Es sind nicht nur alte familiäre und dynastische Fehden, die auf diese Weise über die Landesgrenzen hinaus ausgetragen werden, erklärt Stefan Meier, Westafrika-Experte an der Stiftung Wissenschaft und Politik in Berlin. Vor allem die Jagd auf die Diamantenvorkommen lasse die Region nicht zur Ruhe kommen. "Diamanten sind die attraktivste Ressource in dieser Region und Liberias Vorkommen sind in Gegensatz zu denen in Sierra Leone sehr begrenzt", so Mair im Gespräch mit DW-WORLD. Allein der Schmuggel mit dem kostbaren Edelstein sowie mit Waffen für die Unterstützung der Rebellen sollen Charles Taylor mehrere hundert Millionen Dollar eingebracht haben.

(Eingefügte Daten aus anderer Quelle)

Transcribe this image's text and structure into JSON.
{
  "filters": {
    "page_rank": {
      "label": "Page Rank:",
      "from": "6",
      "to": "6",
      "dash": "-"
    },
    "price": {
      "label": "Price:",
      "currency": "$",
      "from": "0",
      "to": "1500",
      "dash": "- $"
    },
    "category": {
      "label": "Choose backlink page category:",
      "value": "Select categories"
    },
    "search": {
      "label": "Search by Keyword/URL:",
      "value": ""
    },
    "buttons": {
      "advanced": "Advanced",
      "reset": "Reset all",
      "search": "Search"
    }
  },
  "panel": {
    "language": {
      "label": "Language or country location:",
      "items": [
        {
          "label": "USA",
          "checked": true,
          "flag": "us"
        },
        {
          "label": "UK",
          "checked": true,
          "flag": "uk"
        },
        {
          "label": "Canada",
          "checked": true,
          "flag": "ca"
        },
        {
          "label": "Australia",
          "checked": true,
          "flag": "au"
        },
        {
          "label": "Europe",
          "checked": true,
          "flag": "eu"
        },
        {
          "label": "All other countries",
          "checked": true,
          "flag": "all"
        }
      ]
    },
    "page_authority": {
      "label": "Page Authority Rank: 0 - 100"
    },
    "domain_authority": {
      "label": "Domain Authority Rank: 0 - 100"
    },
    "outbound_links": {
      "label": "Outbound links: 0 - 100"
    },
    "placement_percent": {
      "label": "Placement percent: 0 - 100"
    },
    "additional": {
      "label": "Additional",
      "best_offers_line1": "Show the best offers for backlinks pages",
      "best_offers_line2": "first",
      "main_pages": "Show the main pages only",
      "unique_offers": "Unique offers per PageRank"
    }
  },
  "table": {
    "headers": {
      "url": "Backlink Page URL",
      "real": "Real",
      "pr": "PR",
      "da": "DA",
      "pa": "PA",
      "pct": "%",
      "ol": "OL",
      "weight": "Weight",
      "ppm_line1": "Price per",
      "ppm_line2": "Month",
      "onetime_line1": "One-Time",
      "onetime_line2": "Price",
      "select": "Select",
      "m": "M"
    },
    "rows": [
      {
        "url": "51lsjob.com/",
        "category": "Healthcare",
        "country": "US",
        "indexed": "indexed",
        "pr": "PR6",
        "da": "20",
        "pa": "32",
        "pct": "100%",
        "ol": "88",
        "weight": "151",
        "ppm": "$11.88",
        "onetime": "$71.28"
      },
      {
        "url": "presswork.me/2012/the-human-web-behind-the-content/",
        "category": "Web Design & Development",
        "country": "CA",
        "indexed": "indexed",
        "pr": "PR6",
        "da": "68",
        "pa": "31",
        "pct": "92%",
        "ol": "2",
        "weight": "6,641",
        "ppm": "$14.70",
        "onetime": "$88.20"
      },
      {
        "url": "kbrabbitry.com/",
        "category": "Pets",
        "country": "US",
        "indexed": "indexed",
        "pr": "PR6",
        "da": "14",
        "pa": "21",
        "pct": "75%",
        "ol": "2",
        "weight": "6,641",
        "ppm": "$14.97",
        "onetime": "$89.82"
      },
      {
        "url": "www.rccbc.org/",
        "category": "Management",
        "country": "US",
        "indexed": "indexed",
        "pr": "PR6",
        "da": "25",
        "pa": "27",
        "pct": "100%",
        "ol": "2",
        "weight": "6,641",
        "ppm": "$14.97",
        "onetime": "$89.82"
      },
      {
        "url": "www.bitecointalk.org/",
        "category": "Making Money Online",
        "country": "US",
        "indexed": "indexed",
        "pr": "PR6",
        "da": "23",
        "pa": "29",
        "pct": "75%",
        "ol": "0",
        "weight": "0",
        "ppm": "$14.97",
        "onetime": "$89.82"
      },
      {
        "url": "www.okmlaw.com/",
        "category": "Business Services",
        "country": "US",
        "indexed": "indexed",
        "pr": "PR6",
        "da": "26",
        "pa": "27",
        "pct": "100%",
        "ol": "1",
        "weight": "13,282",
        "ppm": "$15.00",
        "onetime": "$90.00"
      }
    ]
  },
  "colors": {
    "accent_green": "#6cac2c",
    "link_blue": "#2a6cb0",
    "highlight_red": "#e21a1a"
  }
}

Taylor war selbst Rebellenführer. 1990 kam er durch einen Putsch an die Macht. Seinen Vorgänger, Diktator Samuel Doe, räumte Taylor aus dem Weg indem er ihn zu Tode foltern ließ. Er weiß also, was ihm bevorsteht, sollten die Rebellen die Hauptstadt einnehmen. Aus Nigeria liegt Taylor bereits eine Einladung vor, die der Diktator aller Wahrscheinlichkeit nach annehmen wird. Die nigerianische Regierung dürfte dann unter großen politischen Druck von Seiten der UNO kommen, meint Stefan Mair. Denn beim UN-Tribunal in Sierra Leone liegt gegen Taylor ein internationaler Haftbefehl wegen Kriegsverbrechen vor.

US-Hilfe nötig

"Auf jeden Fall hat Liberia und damit die gesamte Region keine Chance auf Befriedung, wenn Taylor weiterhin an der Macht bleibt", so Mair. Das westafrikanische Staatenbündnis ECOWAS will eine gemeinsame militärische Mission mit etwa 3000 Soldaten entsenden. Mair meint, die USA sollten ihr Versprechen einlösen und das Kommando dieser Truppe übernehmen, denn auf sich gestellt sei die Truppe nicht effektiv. "ECOWAS hat ernsthafte Kompetenzlücken. Hinzu kommen die politischen Spannungen unter den beteiligten Ländern, die sich gegenseitig schnell vorwerfen, im eigenen Interesse zu handeln", erklärt Mair.

US-Präsident George W. Bush macht eine Beteiligung amerikanischer Soldaten in Liberia allerdings vom Rücktritt Taylors abhängig. Und der wiederum hat angekündigt, das Land erst zu verlassen, wenn die Friedenstruppe in Monrovia eingetroffen ist.